Similar to retinal imaging studies obtained in patients with diabetes, we postulate that investigating microvascular changes in GDM may provide valuable insights into such pregnancy complications. To the best of our knowledge, ours is the first study demonstrating that changes in the maternal retinal microvasculature, specifically the retinal arterioles, are associated with GDM and may reflect the role of small-vessel dysfunction as its pathophysiological consequence.

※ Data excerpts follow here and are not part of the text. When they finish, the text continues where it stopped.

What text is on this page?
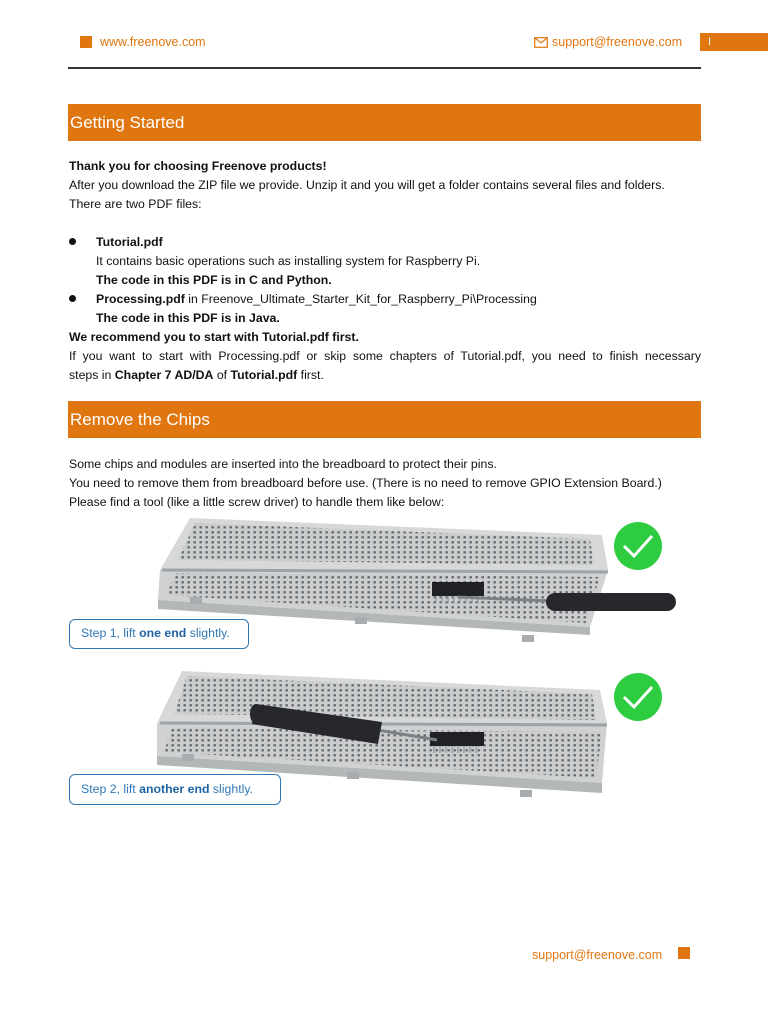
www.freenove.com	support@freenove.com	I
Getting Started
Thank you for choosing Freenove products!
After you download the ZIP file we provide. Unzip it and you will get a folder contains several files and folders.
There are two PDF files:
Tutorial.pdf
It contains basic operations such as installing system for Raspberry Pi.
The code in this PDF is in C and Python.
Processing.pdf in Freenove_Ultimate_Starter_Kit_for_Raspberry_Pi\Processing
The code in this PDF is in Java.
We recommend you to start with Tutorial.pdf first.
If you want to start with Processing.pdf or skip some chapters of Tutorial.pdf, you need to finish necessary
steps in Chapter 7 AD/DA of Tutorial.pdf first.
Remove the Chips
Some chips and modules are inserted into the breadboard to protect their pins.
You need to remove them from breadboard before use. (There is no need to remove GPIO Extension Board.)
Please find a tool (like a little screw driver) to handle them like below:
Step 1, lift one end slightly.
Step 2, lift another end slightly.
support@freenove.com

Strengths of our study include a large sample size of pregnant women and GDM cases, standardized protocols using validated assessments of GDM and retinal vasculature, and detailed information on a range of potential confounders and risk factors for GDM. However, several methodological limitations are also noted. First, only approximately half of all recruited subjects were included in our analyses, and selection bias cannot be excluded. However, as shown in Table 1, mothers with and without retinal vessel assessments were similar in baseline factors, and it seems likely that our results are generalizable to our overall study cohort. Second, our study was cross-sectional, hence the causal relationship between GDM and retinal microvascular changes warrants further investigation. In some studies, retinal arteriolar narrowing and impaired microvascular perfusion have been suggested to delay the access of glucose and insulin to target tissues, which leads to insulin resistance—a major mechanism underlying type 2 diabetes [31]. Third, measurement error may have occurred in maternal recall of covariates such as pre-pregnancy weight, past history of GDM, and family history of diabetes. Any such errors, however, are likely to have been non-differential with respect to the microvascular changes we studied, and thus would tend to bias true associations toward the null.

In summary, we observed abnormalities in the retinal arteriolar microvasculature, including narrower caliber, reduced fractal dimensions and larger branching angle, in expectant mothers with GDM during the late second trimester of pregnancy. Further research is required to investigate whether the vascular changes we observed persist after pregnancy, and whether they predict the later development of type 2 diabetes or cardiovascular disease.